(1973) Articles divers (1970-1973) « Université et universalité (janvier 1973) » pp. 15-16

Université et universalité (janvier 1973)ag

Depuis quelques années, tout le monde s’est mis à parler d’interdisciplinarité. Pourquoi ?

À cause de l’excès de spécialisation qui était en train de stériliser les recherches en les soumettant à leur rentabilité (économique, militaire ou idéologique), de scléroser l’enseignement, en le faisant servir à la vanité académique, de ruiner les notions mêmes d’Université et d’universalité (cette « version à l’unité », disait Claudel), et par suite de ruiner nos possibilités de communication, de langage commun, de commune mesure, fondements de notre société.
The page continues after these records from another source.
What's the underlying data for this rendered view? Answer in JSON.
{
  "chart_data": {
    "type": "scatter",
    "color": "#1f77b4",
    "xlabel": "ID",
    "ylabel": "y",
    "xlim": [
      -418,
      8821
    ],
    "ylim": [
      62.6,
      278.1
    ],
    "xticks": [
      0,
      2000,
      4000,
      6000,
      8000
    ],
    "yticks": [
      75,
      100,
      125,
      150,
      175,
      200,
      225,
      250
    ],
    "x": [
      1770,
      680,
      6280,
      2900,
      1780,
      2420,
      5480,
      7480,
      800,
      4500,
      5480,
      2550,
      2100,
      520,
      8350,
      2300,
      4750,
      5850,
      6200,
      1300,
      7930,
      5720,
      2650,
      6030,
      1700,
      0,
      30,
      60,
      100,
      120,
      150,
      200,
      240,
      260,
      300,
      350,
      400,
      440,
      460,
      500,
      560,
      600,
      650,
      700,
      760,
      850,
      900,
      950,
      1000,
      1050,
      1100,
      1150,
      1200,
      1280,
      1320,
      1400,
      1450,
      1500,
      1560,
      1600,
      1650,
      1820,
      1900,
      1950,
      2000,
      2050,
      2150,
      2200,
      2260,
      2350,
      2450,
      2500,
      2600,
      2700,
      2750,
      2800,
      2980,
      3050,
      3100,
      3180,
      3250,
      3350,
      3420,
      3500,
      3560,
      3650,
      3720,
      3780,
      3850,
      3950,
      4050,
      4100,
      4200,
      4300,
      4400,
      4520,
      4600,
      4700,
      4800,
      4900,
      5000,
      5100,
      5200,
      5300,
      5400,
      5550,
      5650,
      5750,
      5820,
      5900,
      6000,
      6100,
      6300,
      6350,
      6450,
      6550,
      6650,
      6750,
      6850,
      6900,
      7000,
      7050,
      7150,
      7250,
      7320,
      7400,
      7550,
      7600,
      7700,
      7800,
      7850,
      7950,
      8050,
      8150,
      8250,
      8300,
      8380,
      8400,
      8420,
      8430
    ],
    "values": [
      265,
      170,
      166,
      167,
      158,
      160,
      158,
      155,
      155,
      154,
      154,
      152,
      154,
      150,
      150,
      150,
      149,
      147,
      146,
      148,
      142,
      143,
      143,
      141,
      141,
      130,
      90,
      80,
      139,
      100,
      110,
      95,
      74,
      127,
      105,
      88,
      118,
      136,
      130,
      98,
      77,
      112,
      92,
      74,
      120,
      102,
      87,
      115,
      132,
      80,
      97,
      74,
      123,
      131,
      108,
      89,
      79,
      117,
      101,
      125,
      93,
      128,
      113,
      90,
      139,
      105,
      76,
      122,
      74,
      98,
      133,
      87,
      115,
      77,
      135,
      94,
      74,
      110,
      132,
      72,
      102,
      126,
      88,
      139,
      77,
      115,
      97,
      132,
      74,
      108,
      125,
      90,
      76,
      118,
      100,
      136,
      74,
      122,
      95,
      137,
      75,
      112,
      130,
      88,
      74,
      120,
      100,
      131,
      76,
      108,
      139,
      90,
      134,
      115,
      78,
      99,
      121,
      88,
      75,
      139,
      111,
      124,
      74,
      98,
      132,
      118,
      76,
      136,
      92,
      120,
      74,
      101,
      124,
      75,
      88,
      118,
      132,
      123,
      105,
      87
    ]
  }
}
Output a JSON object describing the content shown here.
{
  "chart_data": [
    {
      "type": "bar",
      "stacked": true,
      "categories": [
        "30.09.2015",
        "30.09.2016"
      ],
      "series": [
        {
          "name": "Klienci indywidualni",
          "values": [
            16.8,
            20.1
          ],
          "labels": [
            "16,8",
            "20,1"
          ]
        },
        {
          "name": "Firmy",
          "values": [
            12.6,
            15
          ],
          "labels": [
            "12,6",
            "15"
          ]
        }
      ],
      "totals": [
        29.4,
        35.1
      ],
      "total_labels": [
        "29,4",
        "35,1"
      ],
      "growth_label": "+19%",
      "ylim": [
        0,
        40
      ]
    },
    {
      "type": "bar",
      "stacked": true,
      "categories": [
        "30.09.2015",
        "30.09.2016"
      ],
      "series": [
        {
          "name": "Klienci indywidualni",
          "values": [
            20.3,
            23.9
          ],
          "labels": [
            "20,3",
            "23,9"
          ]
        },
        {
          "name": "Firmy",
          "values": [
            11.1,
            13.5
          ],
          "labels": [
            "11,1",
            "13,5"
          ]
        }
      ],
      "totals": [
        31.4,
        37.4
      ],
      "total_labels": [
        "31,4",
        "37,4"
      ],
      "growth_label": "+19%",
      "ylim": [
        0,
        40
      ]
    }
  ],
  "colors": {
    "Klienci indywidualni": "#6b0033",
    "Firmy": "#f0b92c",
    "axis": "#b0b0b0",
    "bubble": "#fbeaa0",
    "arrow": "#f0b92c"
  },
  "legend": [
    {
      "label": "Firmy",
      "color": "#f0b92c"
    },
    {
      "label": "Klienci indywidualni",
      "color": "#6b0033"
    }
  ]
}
Nos universités devenaient autant de tours de Babel : leurs finalités s’évanouissaient, devenaient inexprimables dans la prolifération des jargons spécialisés. Le simple besoin de comprendre notre monde, nos actions et les produits de la pensée, devait nous conduire à l’idée d’interdisciplinarité.

Qui veut dire quoi ?

Beaucoup de choses vagues, comme culture générale, studium generale, université européenne ; beaucoup de choses redoutables, comme l’hégémonie d’une science (Saint Thomas, Marx, Wittgenstein) ou un savoir unifié par quelque autorité totalitaire, sociale ou religieuse, politique ou logique. Ou simplement, la conviction que la réalité n’est pas divisée en compartiments correspondant aux facultés. Mais aussi, deux ou trois choses précises, comme :

a) l’interaction féconde de deux ou plusieurs disciplines ;

b) l’application de nombreuses disciplines à un même objet.

Exemples de a) ?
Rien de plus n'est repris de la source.